The “IQ and Global Inequality” authors Richard Lynn and Tatu Vanhanen get short shrift (p.191). They have demonstrated high correlations (c. 80%) between measurements of national IQ and GDP.  Given the well-known strong genetic underpinnings of observed intelligence (in societies without widespread material deprivation) it’s surprising to see Wade backsliding into confusion here. By highlighting poor and outlying data he makes his doubts clear but it just reads like he has an agenda. Perhaps he thinks his book is controversial enough as it is.

The final chapters cover the astonishing intellectual success of the Ashkenazi Jews, citing the well-known work of Gregory Cochran, Jason Hardy and Henry Harpending (written up in “The Ten-Thousand Year Explosion”) and further speculate about the reasons behind the rise of the West in recent history. Interesting but does not break any really new ground.

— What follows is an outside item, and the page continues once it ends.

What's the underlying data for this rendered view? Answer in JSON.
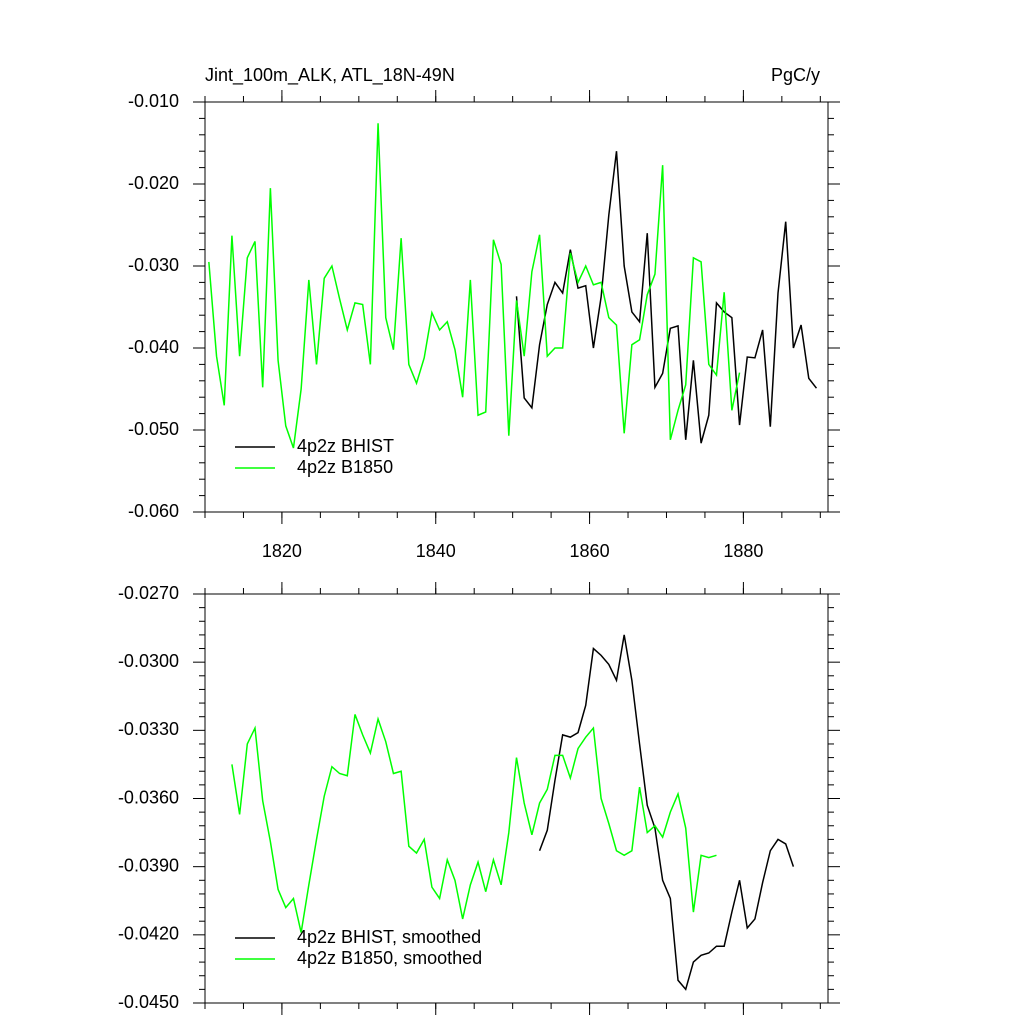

This is a readable book but one which lacks a strong sense of direction. Occasional sloppy reasoning and ideological argumentation can irritate. Gregory Cochran has identified some errors of fact (on the “West Hunter” blog) which highlight the limitations of the author’s genetics sourcing but this is not where Wade’s real interests lie. He is clearly infuriated by the assumption of human genetic uniformity in economics, history and public policy and is consequentially highly motivated to give an account of the world as if human and racial differences actually mattered. In the current absence of hard genetic results his views remain plausible but speculative and will probably be ignored by politicians and policy-makers for another generation, more’s the pity.